GPCR-Filter: a deep learning framework for efficient and precise GPCR modulator discovery
This work addresses the slow and costly process of GPCR modulator discovery for pharmacology and drug development, representing a strong specific gain rather than a foundational advancement.
The authors tackled the challenge of discovering GPCR modulators by developing GPCR-Filter, a deep learning framework that integrates protein language models and graph neural networks, which outperformed state-of-the-art models and identified micromolar-level agonists for the 5-HT1A receptor.

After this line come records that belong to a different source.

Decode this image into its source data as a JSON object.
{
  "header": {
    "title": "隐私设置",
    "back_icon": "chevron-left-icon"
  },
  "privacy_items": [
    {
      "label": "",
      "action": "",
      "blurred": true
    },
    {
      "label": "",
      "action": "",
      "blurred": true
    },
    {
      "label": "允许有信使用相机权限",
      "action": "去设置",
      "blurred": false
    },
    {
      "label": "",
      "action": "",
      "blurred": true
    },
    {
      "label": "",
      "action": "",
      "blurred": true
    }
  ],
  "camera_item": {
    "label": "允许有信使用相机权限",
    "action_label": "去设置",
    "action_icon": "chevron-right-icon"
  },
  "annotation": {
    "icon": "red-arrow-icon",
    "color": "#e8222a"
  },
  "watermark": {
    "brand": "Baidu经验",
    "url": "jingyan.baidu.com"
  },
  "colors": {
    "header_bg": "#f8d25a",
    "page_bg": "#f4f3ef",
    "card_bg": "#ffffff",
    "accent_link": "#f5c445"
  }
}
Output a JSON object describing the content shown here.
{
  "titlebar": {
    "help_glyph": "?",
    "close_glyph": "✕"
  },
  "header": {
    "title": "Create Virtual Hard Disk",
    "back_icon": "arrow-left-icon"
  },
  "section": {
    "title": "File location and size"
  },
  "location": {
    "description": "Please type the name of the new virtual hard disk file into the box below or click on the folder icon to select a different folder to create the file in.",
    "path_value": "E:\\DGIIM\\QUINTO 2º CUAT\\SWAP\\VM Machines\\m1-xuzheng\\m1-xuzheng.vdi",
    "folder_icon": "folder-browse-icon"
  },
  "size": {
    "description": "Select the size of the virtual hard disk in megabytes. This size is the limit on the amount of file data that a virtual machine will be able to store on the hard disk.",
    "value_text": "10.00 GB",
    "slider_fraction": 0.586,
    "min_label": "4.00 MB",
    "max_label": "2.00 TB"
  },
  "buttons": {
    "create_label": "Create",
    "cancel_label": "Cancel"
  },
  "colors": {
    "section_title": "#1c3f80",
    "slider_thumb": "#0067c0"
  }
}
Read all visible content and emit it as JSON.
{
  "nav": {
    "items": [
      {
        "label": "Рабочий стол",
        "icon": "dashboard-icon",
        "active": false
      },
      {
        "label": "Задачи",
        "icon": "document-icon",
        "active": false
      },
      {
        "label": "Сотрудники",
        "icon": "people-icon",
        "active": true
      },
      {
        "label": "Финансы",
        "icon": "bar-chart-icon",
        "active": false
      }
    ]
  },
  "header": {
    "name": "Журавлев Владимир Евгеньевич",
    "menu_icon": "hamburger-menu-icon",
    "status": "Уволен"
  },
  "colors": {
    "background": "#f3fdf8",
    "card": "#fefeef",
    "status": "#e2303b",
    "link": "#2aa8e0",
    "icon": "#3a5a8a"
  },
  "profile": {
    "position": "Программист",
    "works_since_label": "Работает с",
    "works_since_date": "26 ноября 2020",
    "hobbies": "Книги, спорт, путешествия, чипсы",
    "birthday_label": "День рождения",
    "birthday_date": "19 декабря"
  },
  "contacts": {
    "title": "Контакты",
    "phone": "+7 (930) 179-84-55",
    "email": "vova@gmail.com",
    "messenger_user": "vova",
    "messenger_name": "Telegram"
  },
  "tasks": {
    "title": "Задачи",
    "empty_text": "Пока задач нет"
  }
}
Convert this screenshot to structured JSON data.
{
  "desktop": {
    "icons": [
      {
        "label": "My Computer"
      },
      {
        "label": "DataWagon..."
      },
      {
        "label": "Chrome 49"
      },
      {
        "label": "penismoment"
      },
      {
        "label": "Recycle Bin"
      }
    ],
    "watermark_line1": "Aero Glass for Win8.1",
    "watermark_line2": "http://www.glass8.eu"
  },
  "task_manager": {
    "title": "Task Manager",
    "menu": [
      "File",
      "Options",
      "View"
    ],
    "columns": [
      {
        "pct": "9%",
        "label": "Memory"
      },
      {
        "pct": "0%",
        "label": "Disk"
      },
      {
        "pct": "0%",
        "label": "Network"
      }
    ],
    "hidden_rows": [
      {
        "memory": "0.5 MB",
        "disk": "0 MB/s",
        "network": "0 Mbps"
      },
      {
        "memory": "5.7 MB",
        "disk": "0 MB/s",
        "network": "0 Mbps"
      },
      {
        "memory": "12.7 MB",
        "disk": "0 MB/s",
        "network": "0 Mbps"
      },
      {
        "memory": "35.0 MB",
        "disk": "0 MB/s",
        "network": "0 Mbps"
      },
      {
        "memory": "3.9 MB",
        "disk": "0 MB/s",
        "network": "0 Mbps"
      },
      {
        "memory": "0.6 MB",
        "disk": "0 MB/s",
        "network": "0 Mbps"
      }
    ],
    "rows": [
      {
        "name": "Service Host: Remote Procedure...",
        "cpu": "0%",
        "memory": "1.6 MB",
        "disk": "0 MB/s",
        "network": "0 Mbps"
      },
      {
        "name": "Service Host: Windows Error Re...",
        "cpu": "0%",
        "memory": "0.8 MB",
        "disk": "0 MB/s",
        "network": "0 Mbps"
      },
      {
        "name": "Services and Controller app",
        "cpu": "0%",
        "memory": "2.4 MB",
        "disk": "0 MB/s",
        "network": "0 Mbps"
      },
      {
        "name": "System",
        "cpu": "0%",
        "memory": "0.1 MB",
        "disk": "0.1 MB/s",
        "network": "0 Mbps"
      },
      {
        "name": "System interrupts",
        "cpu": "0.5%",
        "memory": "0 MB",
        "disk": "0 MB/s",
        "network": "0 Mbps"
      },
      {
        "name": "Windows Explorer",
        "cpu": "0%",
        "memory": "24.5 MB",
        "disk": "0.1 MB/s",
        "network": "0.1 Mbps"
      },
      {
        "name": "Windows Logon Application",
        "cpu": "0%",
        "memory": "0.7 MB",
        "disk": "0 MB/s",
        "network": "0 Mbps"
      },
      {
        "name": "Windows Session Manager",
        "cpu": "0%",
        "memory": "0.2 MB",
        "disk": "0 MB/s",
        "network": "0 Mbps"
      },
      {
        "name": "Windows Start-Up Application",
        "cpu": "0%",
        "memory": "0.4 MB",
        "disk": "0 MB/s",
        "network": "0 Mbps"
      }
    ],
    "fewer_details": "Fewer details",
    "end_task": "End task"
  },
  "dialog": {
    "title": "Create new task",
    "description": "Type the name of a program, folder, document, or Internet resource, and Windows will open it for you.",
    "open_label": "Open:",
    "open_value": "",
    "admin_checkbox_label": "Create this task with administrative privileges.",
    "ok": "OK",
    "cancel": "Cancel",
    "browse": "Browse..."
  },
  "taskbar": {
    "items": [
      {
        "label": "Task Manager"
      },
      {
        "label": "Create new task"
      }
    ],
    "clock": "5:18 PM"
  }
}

G protein-coupled receptors (GPCRs) govern diverse physiological processes and are central to modern pharmacology. Yet discovering GPCR modulators remains challenging because receptor activation often arises from complex allosteric effects rather than direct binding affinity, and conventional assays are slow, costly, and not optimized for capturing these dynamics. Here we present GPCR-Filter, a deep learning framework specifically developed for GPCR modulator discovery. We assembled a high-quality dataset of over 90,000 experimentally validated GPCR-ligand pairs, providing a robust foundation for training and evaluation. GPCR-Filter integrates the ESM-3 protein language model for high-fidelity GPCR sequence representations with graph neural networks that encode ligand structures, coupled through an attention-based fusion mechanism that learns receptor-ligand functional relationships. Across multiple evaluation settings, GPCR-Filter consistently outperforms state-of-the-art compound-protein interaction models and exhibits strong generalization to unseen receptors and ligands. Notably, the model successfully identified micromolar-level agonists of the 5-HT\textsubscript{1A} receptor with distinct chemical frameworks. These results establish GPCR-Filter as a scalable and effective computational approach for GPCR modulator discovery, advancing AI-assisted drug development for complex signaling systems.